W przypadku Claptona, tytułami, których pochodzenie chciałem sprawdzić, były trzy utwory, które znałem głównie z występu w MTv Unplugged. Ta trójka to oczywiście Layla, Tears in Heaven oraz Wonderful tonight. Nie ukrywam – są to już mocno skomercjalizowane kawałki, ale skąd się wzięły, jak powstały. Tylko na temat drugiej wiedziałem coś więcej, a i to, jak przez mgłę.
Żądny wiedzy zasiadłem do lektury. Zanim jednak dotarłem do oczekiwanych wyjaśnień zapoznałem się z kolorowym i burzliwym, choć nie zawsze łatwym, życiem Erica Patricka Claptona. Zanim Autor dotarł do drugiej połowy swoich „lat dwudziestych ja już miałem wrażenie jakby opowiedział wydarzenia z co najmniej półwiecza. Większość z tych informacji zdecydowanie nie pasowała do wizerunku statusiałego muzyka w okularkach, jaki sobie o nim wyrobiłem do tej pory. Absolutna szczerość tej autobiografii zaskoczyła mnie całkowicie – ale nie tylko w płaszczyźnie hasła: sex, drugs and rock'n'roll. Bo przecież faktu, że znał wszystkich wilekich muzycznego świata mogłem się spodziewać, jak również tego, z którymi z nich grał, z którymi grywał, a którzy byli dla niego wzorami. Clapton otwarcie przyznaje, kiedy ktoś wywarł na nim wrażenie, jak bardzo rozbudowało się jego własne Ego, czy wreszcie opisuje chwile niemal zazdrości – kiedy warsztat muzyczny kolegów zdecydowanie przewyższał jego własny.

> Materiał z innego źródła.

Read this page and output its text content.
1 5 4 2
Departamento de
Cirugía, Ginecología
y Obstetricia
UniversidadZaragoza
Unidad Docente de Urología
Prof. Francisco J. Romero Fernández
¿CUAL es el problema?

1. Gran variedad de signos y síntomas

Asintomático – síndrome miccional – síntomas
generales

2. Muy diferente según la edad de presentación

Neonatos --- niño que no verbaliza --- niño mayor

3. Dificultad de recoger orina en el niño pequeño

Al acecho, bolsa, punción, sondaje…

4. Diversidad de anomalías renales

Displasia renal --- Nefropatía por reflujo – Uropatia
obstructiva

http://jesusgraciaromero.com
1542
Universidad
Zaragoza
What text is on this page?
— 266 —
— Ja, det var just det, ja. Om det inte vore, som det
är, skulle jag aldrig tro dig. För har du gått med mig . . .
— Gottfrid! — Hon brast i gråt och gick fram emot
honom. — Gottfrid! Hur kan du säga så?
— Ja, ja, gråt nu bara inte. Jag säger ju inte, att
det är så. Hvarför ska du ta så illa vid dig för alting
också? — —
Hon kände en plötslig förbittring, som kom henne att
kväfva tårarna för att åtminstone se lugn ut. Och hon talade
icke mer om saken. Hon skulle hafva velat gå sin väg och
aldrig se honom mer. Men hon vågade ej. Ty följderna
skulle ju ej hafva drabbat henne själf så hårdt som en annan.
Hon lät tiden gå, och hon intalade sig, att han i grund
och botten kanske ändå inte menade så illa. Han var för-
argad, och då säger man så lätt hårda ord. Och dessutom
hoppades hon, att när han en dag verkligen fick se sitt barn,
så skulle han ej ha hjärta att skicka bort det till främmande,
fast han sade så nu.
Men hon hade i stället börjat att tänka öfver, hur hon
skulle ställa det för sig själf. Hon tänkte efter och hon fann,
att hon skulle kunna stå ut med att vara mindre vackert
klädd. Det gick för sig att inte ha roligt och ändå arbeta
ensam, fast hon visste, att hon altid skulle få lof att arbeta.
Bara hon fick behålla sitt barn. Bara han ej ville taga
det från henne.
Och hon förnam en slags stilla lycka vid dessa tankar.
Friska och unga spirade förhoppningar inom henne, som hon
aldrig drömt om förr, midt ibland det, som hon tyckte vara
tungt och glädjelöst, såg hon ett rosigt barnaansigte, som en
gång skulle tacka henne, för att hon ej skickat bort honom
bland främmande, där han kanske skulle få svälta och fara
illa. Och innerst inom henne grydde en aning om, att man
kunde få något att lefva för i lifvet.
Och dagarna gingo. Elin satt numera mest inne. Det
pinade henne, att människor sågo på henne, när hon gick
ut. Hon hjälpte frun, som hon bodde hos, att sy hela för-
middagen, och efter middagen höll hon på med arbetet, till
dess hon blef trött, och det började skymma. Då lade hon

W rock'n'rollowej recepcie na życie zawsze zastanawiało mnie dość swobodne podejście do wszelkich zasad i norm, zwłaszcza tych moralnych. Od skrajnych ordodoksji po równie odległe peryferie anarchii – taka sinusoida emocji i wartości jest chyba charakterystyczna dla większości muzyków z czasu szalonych lat sześćdziesiątych i siedemdziesiątych.
Inną charakterystyczną cechą było to, że pisali piosenki dla cudzych żon, w których oczywiście się kochali. Jak się okazuje Layla jest właśnie jedną z takich piosenek. Clapton napisał ją na cześć Pattie Boyd, małżonki George'a Harrisona. Sam Autor podkreśla jak otwartym i oczywistym wyznaniem było napisanie tego utworu. Co ciekawsze, jego uczucie nie zostało wtedy odwzajemnione. Ale Clapton nie ustępował i historia zakończyła się prawie happy endem. Prawie, bo jednak z biegiem lat drogi tej pary również rozeszły się. Zanim to nastąpiło powstał jeszcze jeden utwór napisany, kiedy muzyk zniecierpliwiony czekał na Pattie, która dość długo szykowała się do wieczornego wyjścia. Wonderful tonight to drugi z poszukiwanych przeze mnie utworów i drugi poświęcony tej samej kobiecie.
Trzeci utwór, Tears in heaven powstał po tragicznym wypadku, któremu uległ syn muzyka, Conor ale nie dotyczył tylko samego chłopca. Clapton odnosi tę piosenkę również do swojego zmarłego dziadka, który go wychował, i którego artysta bardzo cenił.
Cała książka pełna jest właśnie takich, osobistych wspomnień i nieznanych faktów z historii Claptona i jego muzyki. Szczerość i zawarta między wierszami duma z własnych dokonań przeplata się z bezpardonową samokrytyką i lekkim i przyjemnym w odbiorze słowem.
Nawet jeśli nie słuchasz bluesa, ale znasz takie kanony, jak Layla, My Father Eyes czy I shot the sheriff, to „Autobiografia” Erica Claptona na pewno Cię wciągnie.